Accuracy in Media

      Larry Elder is described on the dust jacket of his book, “Ten Things You Can’t Say in America,” as a “firebrand libertarian who tells truths this nation’s public figures are afraid to address.” He has had a talk show on KABC in Los Angeles for five years, and he has survived a campaign to force him off the air launched by those who hate his politically incorrect views, especially those that touch on racial issues. You see, Larry Elder is black, and he has coined a word, “victicrats” to describe people like Jesse Jackson, Al Sharpton and syndicated columnist Julianne Malveaux.

      In his book, published last year, Elder says, “A ‘victicrat’ blames all ills, problems, concerns and unhappiness on others.” The black victicrats, he tells us, foster the idea that blacks in America are victims of white conspiracies to keep them from succeeding in school, in the workplace and in business. They even accuse whites of trying to wipe them out by spreading AIDS and introducing crack cocaine into the ghettos of Los Angeles.

      Another black author, John McWhorter, a young professor of linguistics at the University of California at Berkeley, in his book, “Losing the Race,” agrees with Larry Elder that American blacks are victimized by what he calls a “Cult of Victimology, under which remnants of discrimination hold an obsessive, indignant fascination that allows only passing acknowledgment of any signs of progress.”

      These two authors point out that victimology is spread not only by political figures but also by influential academics, writers, and journalists. One of the journalists singled out by Larry Elder is Julianne Malveaux, a columnist who used to write for USA Today and is now syndicated by King Features. Appearing on C-SPAN’s Washington Journal on Jan. 1, Malveaux was challenged by a caller to admit that Jesse Jackson and Al Sharpton are racists.

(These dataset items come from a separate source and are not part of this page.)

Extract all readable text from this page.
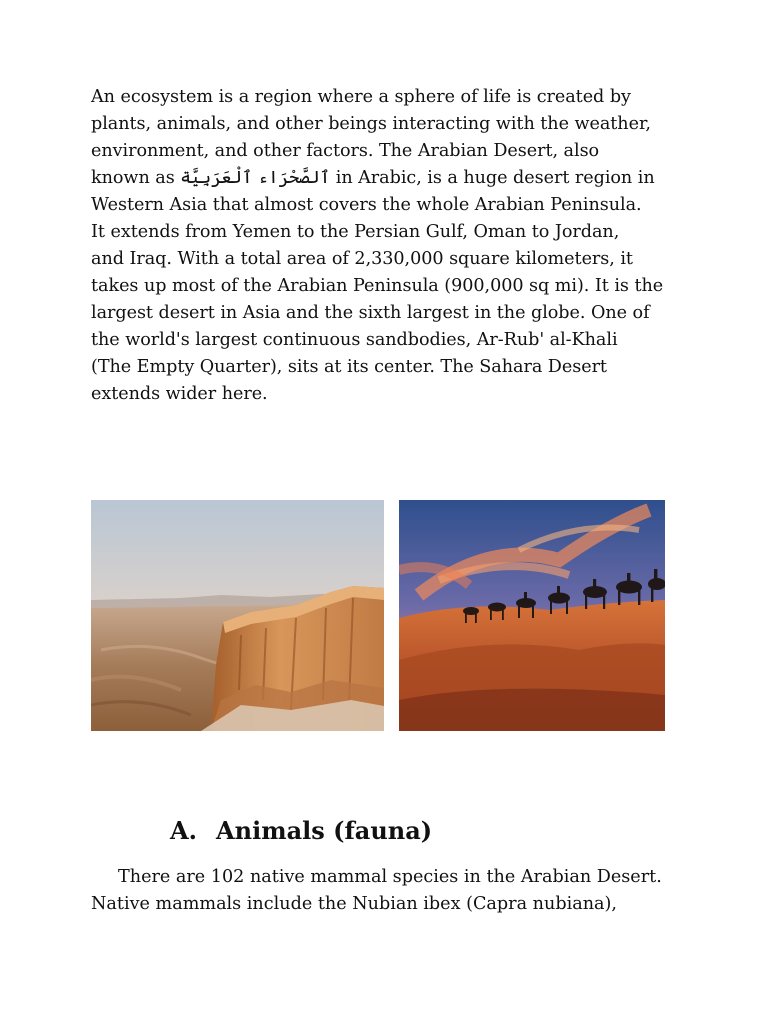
An ecosystem is a region where a sphere of life is created by
plants, animals, and other beings interacting with the weather,
environment, and other factors. The Arabian Desert, also
known as ٱلصَّحْرَاء ٱلْعَرَبِيَّة in Arabic, is a huge desert region in
Western Asia that almost covers the whole Arabian Peninsula.
It extends from Yemen to the Persian Gulf, Oman to Jordan,
and Iraq. With a total area of 2,330,000 square kilometers, it
takes up most of the Arabian Peninsula (900,000 sq mi). It is the
largest desert in Asia and the sixth largest in the globe. One of
the world's largest continuous sandbodies, Ar-Rub' al-Khali
(The Empty Quarter), sits at its center. The Sahara Desert
extends wider here.

A. Animals (fauna)

There are 102 native mammal species in the Arabian Desert.
Native mammals include the Nubian ibex (Capra nubiana),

She replied, “I don’t think either man is racist. I think both of them are important… activists whose interest is in advancing the interests of the African-American community. Rev. Jackson has been one of our most polished advocates for justice…. I see nothing racist at all in anything that Al Sharpton has ever done.”

      Malveaux said, “You can disagree with me on racism…But then explain to me why we still have… racial profiling. We still have blacks getting stopped by police, and then in the state of Florida you had police officers put up roadblocks to prevent African American people from getting to the polls. Explain that to me.” If the caller hadn’t hung up, he could have replied with this quote from John McWhorter: “To detain more black people than white in many neighborhoods and settings is sadly nothing less than necessary, because black people commit proportionately more crimes than whites.”

      On Election Day in Florida a group of black students who said they were on their way to vote turned back when they saw police making a routine check of cars on the highway. Perhaps the driver wanted to avoid the checkpoint because he didn’t have a driver’s license. It is absurd to claim that the police tried to keep blacks from the polls in Florida. They voted in record numbers.